Keep has a default of 10 seconds, and should optionally be set whenever the TTL changes. In most cases the ten second default is sufficient.
Grace has specific recommendations, mostly revolving around the health checks for the backend using the probe directive. The longer the grace period, the more likely Varnish is to serve stale content.
In general, TTL should be as long as you can tolerate for your application, ‘keep’ should be set long enough for any backend to return a ‘304 not modified’ or return a complete response. 10 seconds is going to be more than enough in most cases.

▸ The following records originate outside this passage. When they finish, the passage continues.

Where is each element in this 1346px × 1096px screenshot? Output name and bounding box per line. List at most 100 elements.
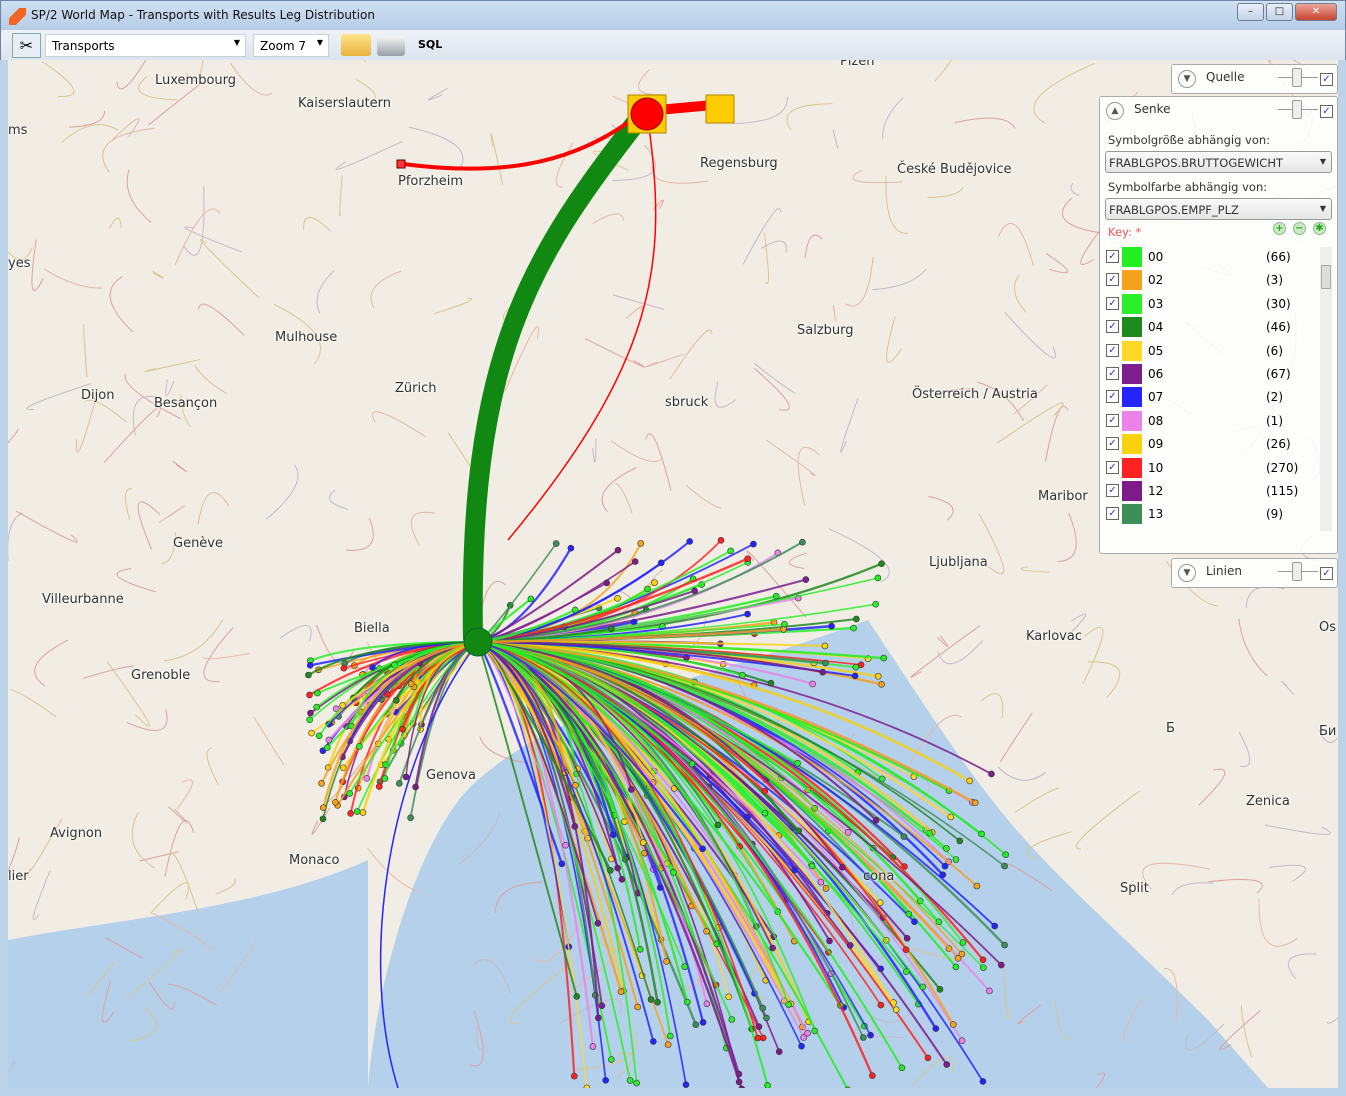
- quelle-visible-checkbox[interactable]: ✓: [1320, 73, 1333, 86]
- linien-visible-checkbox[interactable]: ✓: [1320, 567, 1333, 580]
- size-field-dropdown[interactable]: FRABLGPOS.BRUTTOGEWICHT ▼: [1105, 151, 1332, 173]
- legend-scrollbar[interactable]: [1320, 247, 1332, 531]
- legend-checkbox[interactable]: ✓: [1106, 484, 1119, 497]
- legend-checkbox[interactable]: ✓: [1106, 367, 1119, 380]
- senke-opacity-slider[interactable]: [1278, 100, 1318, 119]
- remove-icon[interactable]: −: [1293, 222, 1306, 235]
- road: [34, 639, 69, 687]
- color-label: Symbolfarbe abhängig von:: [1108, 180, 1268, 194]
- legend-checkbox[interactable]: ✓: [1106, 390, 1119, 404]
- sink-point: [339, 764, 347, 772]
- sink-point: [853, 615, 860, 623]
- road: [845, 256, 874, 307]
- chevron-down-icon[interactable]: ▼: [1178, 564, 1196, 582]
- sink-point: [780, 626, 787, 633]
- road: [183, 186, 205, 256]
- legend-checkbox[interactable]: ✓: [1106, 507, 1119, 521]
- road: [936, 635, 949, 648]
- legend-checkbox[interactable]: ✓: [1106, 460, 1119, 474]
- sink-point: [399, 725, 406, 733]
- sink-point: [935, 918, 943, 926]
- toolbar: ✂ Transports ▼ Zoom 7 ▼ SQL: [0, 30, 1346, 60]
- sink-point: [346, 790, 354, 797]
- road: [625, 305, 644, 319]
- quelle-opacity-slider[interactable]: [1278, 68, 1318, 87]
- sink-point: [959, 939, 967, 946]
- printer-icon[interactable]: [377, 36, 405, 56]
- sink-point: [1001, 862, 1008, 870]
- road: [714, 381, 736, 408]
- add-icon[interactable]: +: [1273, 222, 1286, 235]
- sink-point: [609, 831, 617, 839]
- layer-select[interactable]: Transports ▼: [45, 34, 246, 57]
- close-button[interactable]: ✕: [1295, 3, 1337, 21]
- sink-point: [305, 671, 312, 679]
- legend-row: ✓ 02 (3): [1106, 270, 1316, 292]
- sink-point: [775, 1048, 783, 1056]
- sink-point: [703, 1000, 711, 1008]
- road: [786, 103, 833, 131]
- folder-open-icon[interactable]: [341, 34, 371, 56]
- tools-icon[interactable]: ✂: [12, 33, 41, 58]
- chevron-up-icon[interactable]: ▲: [1106, 102, 1124, 120]
- legend-checkbox[interactable]: ✓: [1106, 273, 1119, 287]
- legend-code: 09: [1148, 437, 1164, 452]
- road: [555, 142, 574, 188]
- sink-point: [407, 814, 414, 822]
- senke-visible-checkbox[interactable]: ✓: [1320, 105, 1333, 118]
- sink-point: [657, 559, 665, 567]
- expand-all-icon[interactable]: ✱: [1313, 222, 1326, 235]
- minimize-button[interactable]: –: [1237, 3, 1264, 21]
- legend-count: (6): [1266, 343, 1283, 358]
- city-label: Monaco: [289, 853, 340, 868]
- sink-point: [900, 833, 908, 840]
- city-label: Genova: [426, 768, 476, 783]
- zoom-select[interactable]: Zoom 7 ▼: [253, 34, 329, 57]
- sink-point: [306, 691, 313, 699]
- road: [215, 877, 236, 895]
- sink-point: [594, 920, 602, 927]
- legend-checkbox[interactable]: ✓: [1106, 250, 1119, 263]
- sink-point: [359, 809, 367, 816]
- road: [765, 439, 816, 477]
- sink-point: [332, 798, 339, 806]
- road: [734, 96, 788, 125]
- color-field-dropdown[interactable]: FRABLGPOS.EMPF_PLZ ▼: [1105, 198, 1332, 220]
- road: [316, 269, 335, 314]
- sink-point: [892, 1006, 900, 1013]
- legend-checkbox[interactable]: ✓: [1106, 320, 1119, 334]
- sink-point: [878, 680, 885, 688]
- maximize-button[interactable]: □: [1266, 3, 1293, 21]
- road: [832, 129, 839, 149]
- chevron-down-icon[interactable]: ▼: [1178, 70, 1196, 88]
- road: [197, 492, 230, 525]
- legend-checkbox[interactable]: ✓: [1106, 343, 1119, 357]
- legend-checkbox[interactable]: ✓: [1106, 413, 1119, 427]
- sink-point: [325, 736, 333, 744]
- sink-point: [626, 1077, 634, 1084]
- sink-point: [905, 910, 913, 918]
- road: [103, 406, 161, 464]
- sql-button[interactable]: SQL: [418, 38, 442, 51]
- road: [41, 61, 75, 97]
- road: [43, 268, 103, 289]
- sink-point: [744, 610, 751, 618]
- city-label: Biella: [354, 621, 390, 636]
- legend-swatch: [1122, 387, 1142, 408]
- city-label: Grenoble: [131, 668, 191, 683]
- legend-checkbox[interactable]: ✓: [1106, 437, 1119, 451]
- map-view[interactable]: Luxembourg Kaiserslautern Plzen Regensbu…: [8, 60, 1338, 1088]
- road: [229, 62, 273, 96]
- road: [1058, 512, 1077, 563]
- legend-code: 12: [1148, 484, 1164, 498]
- legend-swatch: [1122, 434, 1142, 455]
- linien-opacity-slider[interactable]: [1278, 562, 1318, 581]
- sink-point: [898, 1064, 906, 1072]
- sink-point: [769, 944, 776, 952]
- legend-checkbox[interactable]: ✓: [1106, 296, 1119, 310]
- road: [83, 665, 135, 679]
- legend-swatch: [1122, 504, 1142, 525]
- road: [954, 117, 1016, 129]
- sink-point: [318, 780, 325, 787]
- sink-point: [800, 1034, 808, 1041]
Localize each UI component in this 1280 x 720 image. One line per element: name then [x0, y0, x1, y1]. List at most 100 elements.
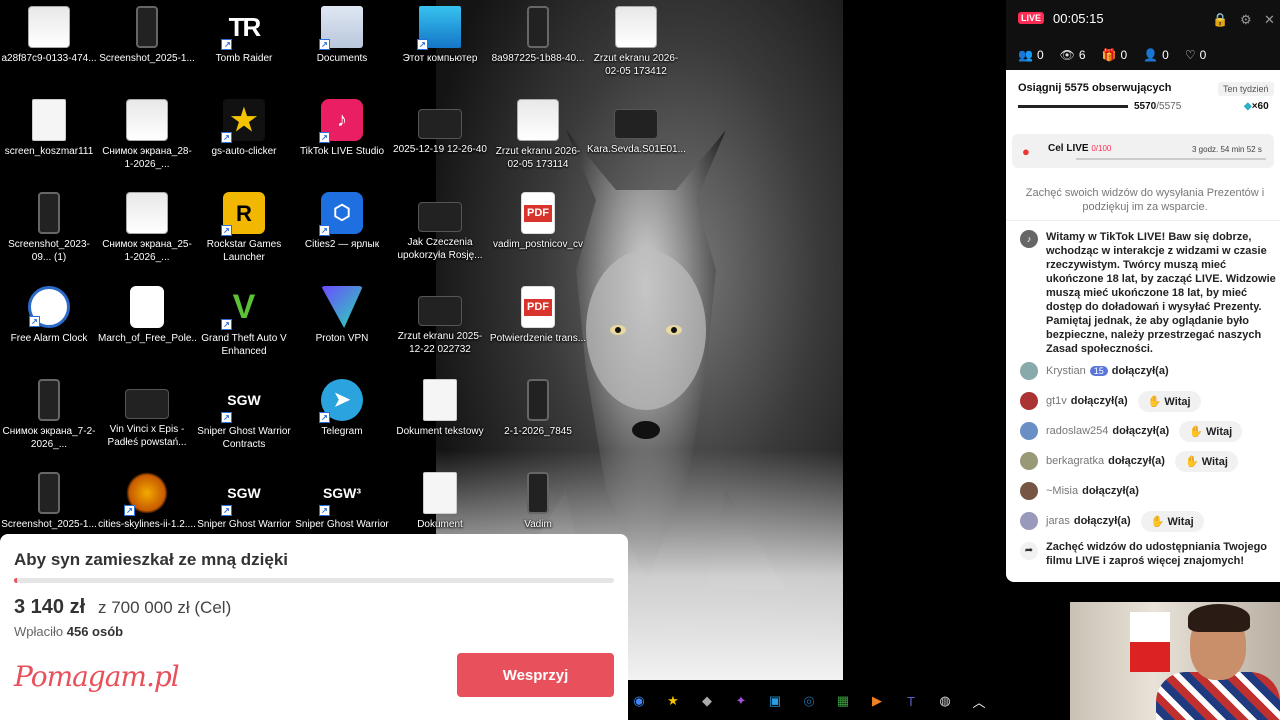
desktop-icon[interactable]: Снимок экрана_28-1-2026_... — [98, 99, 196, 171]
desktop-icon[interactable]: ↗ cities-skylines-ii-1.2.... — [98, 472, 196, 531]
desktop-icon[interactable]: Zrzut ekranu 2026-02-05 173114 — [489, 99, 587, 171]
avatar[interactable] — [1020, 422, 1038, 440]
desktop-icon-label: Zrzut ekranu 2026-02-05 173114 — [495, 146, 581, 170]
game-icon[interactable]: ▦ — [832, 690, 854, 712]
live-goal-box[interactable]: ● Cel LIVE 0/100 3 godz. 54 min 52 s — [1012, 134, 1274, 168]
desktop-icon[interactable]: Kara.Sevda.S01E01.... — [587, 99, 685, 156]
sgw-icon: SGW ↗ — [221, 472, 265, 516]
goal-period[interactable]: Ten tydzień — [1218, 82, 1274, 96]
share-icon[interactable]: ➦ — [1020, 542, 1038, 560]
chat-username[interactable]: berkagratka — [1046, 455, 1104, 467]
doc-icon — [32, 99, 66, 141]
phone-icon — [527, 6, 549, 48]
goal-count: 5570/5575 — [1134, 101, 1181, 112]
steam-icon[interactable]: ◎ — [798, 690, 820, 712]
desktop-icon[interactable]: Jak Czeczenia upokorzyła Rosję... — [391, 192, 489, 262]
desktop-icon[interactable]: ♪ ↗ TikTok LIVE Studio — [293, 99, 391, 158]
avatar[interactable] — [1020, 392, 1038, 410]
desktop-icon[interactable]: ➤ ↗ Telegram — [293, 379, 391, 438]
avatar[interactable] — [1020, 452, 1038, 470]
desktop-icon[interactable]: ↗ Free Alarm Clock — [0, 286, 98, 345]
desktop-icon-label: Proton VPN — [315, 333, 369, 344]
player-icon[interactable]: ▶ — [866, 690, 888, 712]
desktop-icon[interactable]: screen_koszmar111 — [0, 99, 98, 158]
desktop-icon[interactable]: SGW³ ↗ Sniper Ghost Warrior — [293, 472, 391, 531]
chat-username[interactable]: gt1v — [1046, 395, 1067, 407]
stat-item[interactable]: ♡ 0 — [1185, 48, 1206, 62]
welcome-button[interactable]: ✋ Witaj — [1140, 510, 1204, 532]
app-icon[interactable]: ✦ — [730, 690, 752, 712]
desktop-icon[interactable]: Screenshot_2025-1... — [98, 6, 196, 65]
photos-icon[interactable]: ▣ — [764, 690, 786, 712]
desktop-icon[interactable]: 2025-12-19 12-26-40 — [391, 99, 489, 156]
obs-icon[interactable]: ◍ — [934, 690, 956, 712]
diamond-icon: ◆ — [1244, 101, 1252, 112]
desktop-icon[interactable]: 8a987225-1b88-40... — [489, 6, 587, 65]
desktop-icon[interactable]: V ↗ Grand Theft Auto V Enhanced — [195, 286, 293, 358]
gift-icon: 🎁 — [1101, 48, 1117, 62]
teams-icon[interactable]: T — [900, 690, 922, 712]
doc-icon — [423, 379, 457, 421]
desktop-icon[interactable]: Dokument tekstowy — [391, 379, 489, 438]
welcome-text: Witamy w TikTok LIVE! Baw się dobrze, wc… — [1046, 231, 1276, 355]
share-prompt: ➦ Zachęć widzów do udostępniania Twojego… — [1020, 540, 1276, 568]
desktop-icon-label: Screenshot_2025-1... — [1, 519, 97, 530]
desktop-icon[interactable]: Screenshot_2023-09... (1) — [0, 192, 98, 264]
desktop-icon-label: March_of_Free_Pole... — [98, 333, 196, 344]
chrome-icon[interactable]: ◉ — [628, 690, 650, 712]
wave-icon: ✋ — [1189, 425, 1206, 438]
chat-username[interactable]: jaras — [1046, 515, 1070, 527]
desktop-icon[interactable]: ⬡ ↗ Cities2 — ярлык — [293, 192, 391, 251]
welcome-button[interactable]: ✋ Witaj — [1137, 390, 1201, 412]
desktop-icon[interactable]: ↗ Proton VPN — [293, 286, 391, 345]
desktop-icon[interactable]: SGW ↗ Sniper Ghost Warrior Contracts — [195, 379, 293, 451]
desktop-icon[interactable]: PDF vadim_postnicov_cv — [489, 192, 587, 251]
chat-username[interactable]: Krystian — [1046, 365, 1086, 377]
avatar[interactable] — [1020, 512, 1038, 530]
fundraiser-progress-fill — [14, 578, 17, 583]
avatar[interactable] — [1020, 482, 1038, 500]
desktop-icon[interactable]: a28f87c9-0133-474... — [0, 6, 98, 65]
shot-icon — [615, 6, 657, 48]
stat-item[interactable]: 👁 6 — [1060, 48, 1086, 62]
welcome-button[interactable]: ✋ Witaj — [1174, 450, 1238, 472]
star-icon[interactable]: ★ — [662, 690, 684, 712]
chevron-up-icon[interactable]: ︿ — [968, 690, 990, 712]
desktop-icon-label: 8a987225-1b88-40... — [491, 53, 585, 64]
welcome-button[interactable]: ✋ Witaj — [1179, 420, 1243, 442]
strawberry-icon: ● — [1022, 144, 1030, 159]
avatar[interactable] — [1020, 362, 1038, 380]
shot-icon — [517, 99, 559, 141]
desktop-icon[interactable]: Dokument — [391, 472, 489, 531]
tiktok-icon: ♪ ↗ — [319, 99, 363, 143]
desktop-icon[interactable]: 2-1-2026_7845 — [489, 379, 587, 438]
chat-username[interactable]: radoslaw254 — [1046, 425, 1108, 437]
settings-icon[interactable]: ⚙ — [1240, 12, 1252, 28]
desktop-icon[interactable]: Снимок экрана_25-1-2026_... — [98, 192, 196, 264]
support-button[interactable]: Wesprzyj — [457, 653, 614, 697]
chat-username[interactable]: ~Misia — [1046, 485, 1078, 497]
desktop-icon[interactable]: Zrzut ekranu 2026-02-05 173412 — [587, 6, 685, 78]
person-hair — [1188, 604, 1250, 632]
desktop-icon[interactable]: ▶ March_of_Free_Pole... — [98, 286, 196, 345]
desktop-icon[interactable]: R ↗ Rockstar Games Launcher — [195, 192, 293, 264]
desktop-icon[interactable]: ↗ Documents — [293, 6, 391, 65]
stat-item[interactable]: 👥 0 — [1018, 48, 1044, 62]
close-icon[interactable]: ✕ — [1264, 12, 1275, 28]
phone-icon — [527, 379, 549, 421]
stat-value: 0 — [1162, 48, 1169, 62]
desktop-icon[interactable]: Снимок экрана_7-2-2026_... — [0, 379, 98, 451]
stat-item[interactable]: 🎁 0 — [1102, 48, 1128, 62]
desktop-icon[interactable]: Vin Vinci x Epis - Padłeś powstań... — [98, 379, 196, 449]
desktop-icon[interactable]: Vadim — [489, 472, 587, 531]
stat-item[interactable]: 👤 0 — [1143, 48, 1169, 62]
desktop-icon[interactable]: Screenshot_2025-1... — [0, 472, 98, 531]
desktop-icon[interactable]: Zrzut ekranu 2025-12-22 022732 — [391, 286, 489, 356]
desktop-icon[interactable]: SGW ↗ Sniper Ghost Warrior — [195, 472, 293, 531]
desktop-icon[interactable]: ★ ↗ gs-auto-clicker — [195, 99, 293, 158]
desktop-icon[interactable]: PDF Potwierdzenie trans... — [489, 286, 587, 345]
lock-icon[interactable]: 🔒 — [1212, 12, 1228, 28]
box-icon[interactable]: ◆ — [696, 690, 718, 712]
desktop-icon[interactable]: ↗ Этот компьютер — [391, 6, 489, 65]
desktop-icon[interactable]: TR ↗ Tomb Raider — [195, 6, 293, 65]
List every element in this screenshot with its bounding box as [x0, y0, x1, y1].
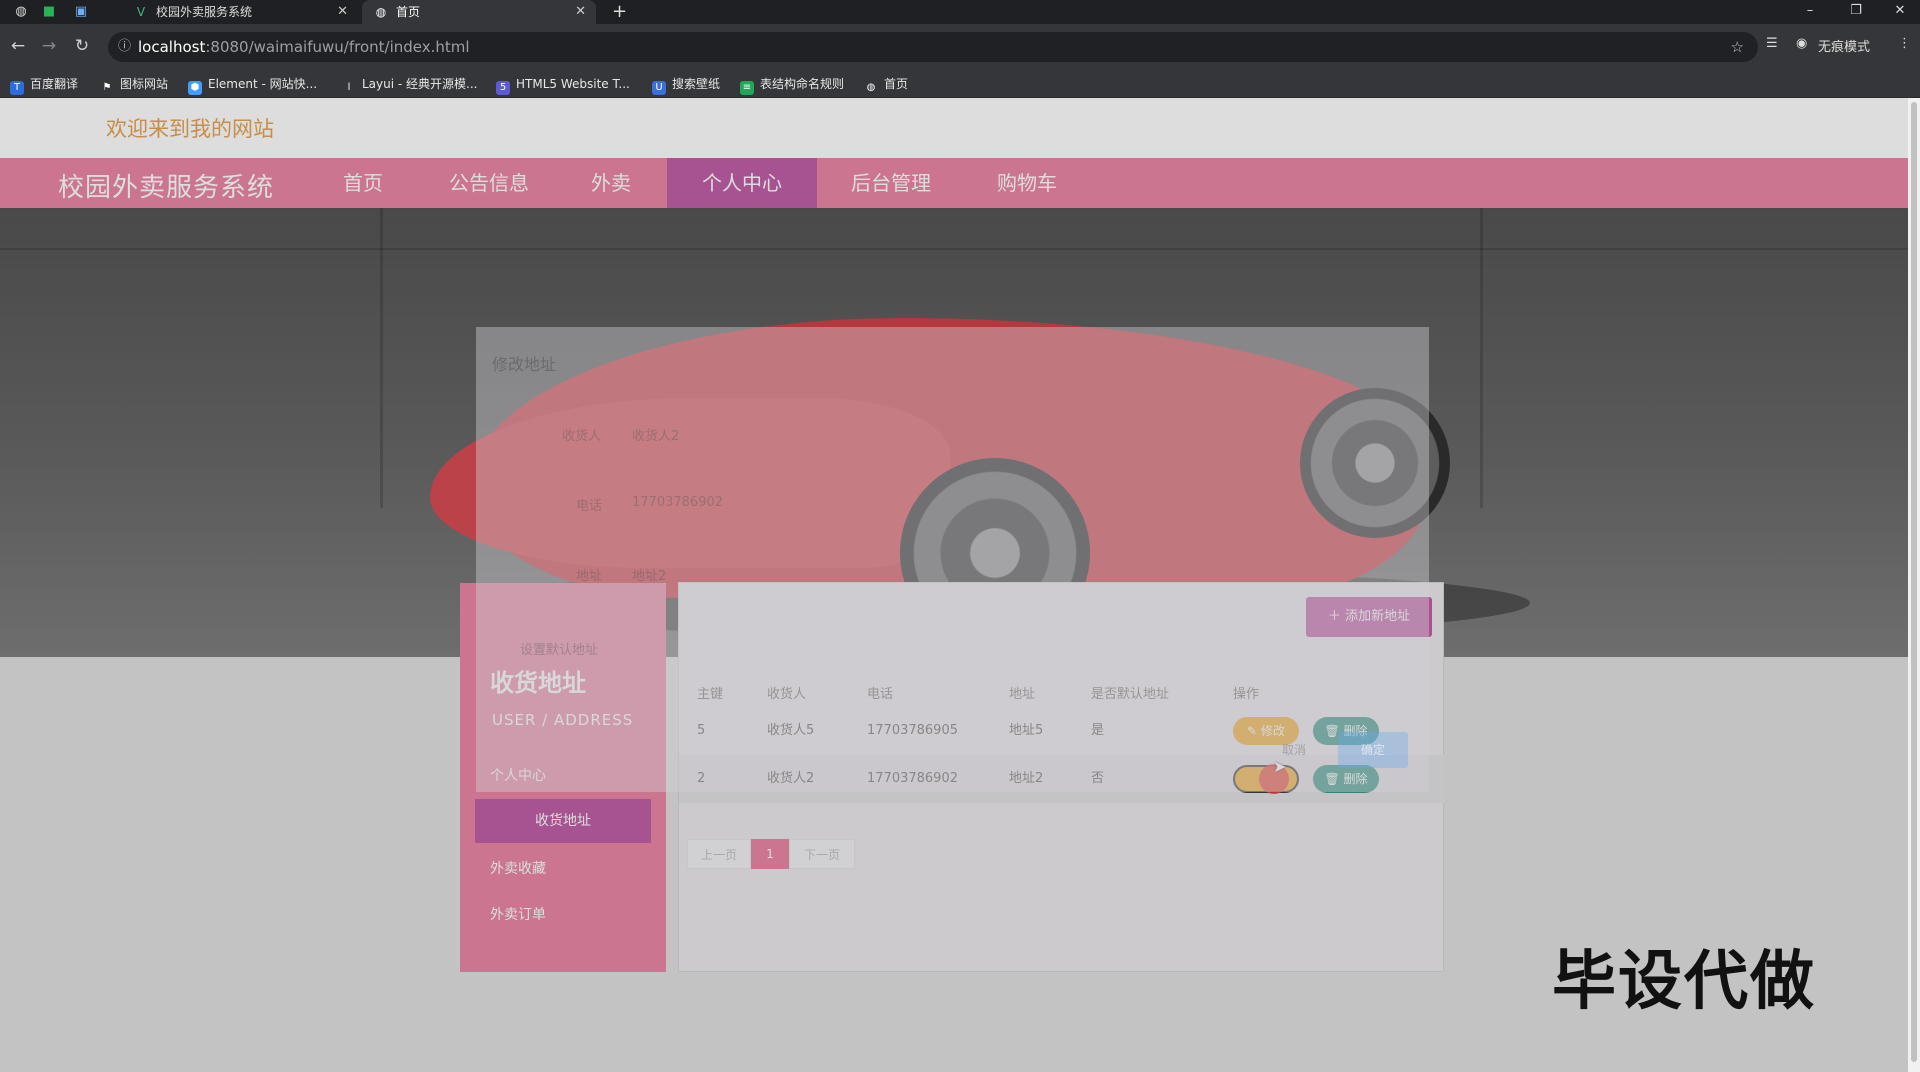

Grace should be set to cover enough time for complete outage of backend servers.
How long is tolerable for your application? That really depends on update frequency. If your application updates extremely often then you could see benefit in a one second TTL as it would still cache a lot of requests. Alternatively, if you are caching a blog that gets a couple of posts a week then that doesn’t automatically mean that your TTL should be measured in days. Setting a TTL of minutes might still be tolerable if the capacity of the backend is able to comfortably serve the pages. You might consider caching Javascript, CSS, and Images more but unless the backend finds these expensive for some reason the benefits will be marginal - the slowest content is dynamically rendered HTML using scripting languages, or possibly alternate renditions of the pages as PDFs if you are offering this facility. Generated thumbnails or images rescaled on the fly for adaptive or responsive layouts can also be high cost and worthy of caching for extended periods particularly if you know they won’t change.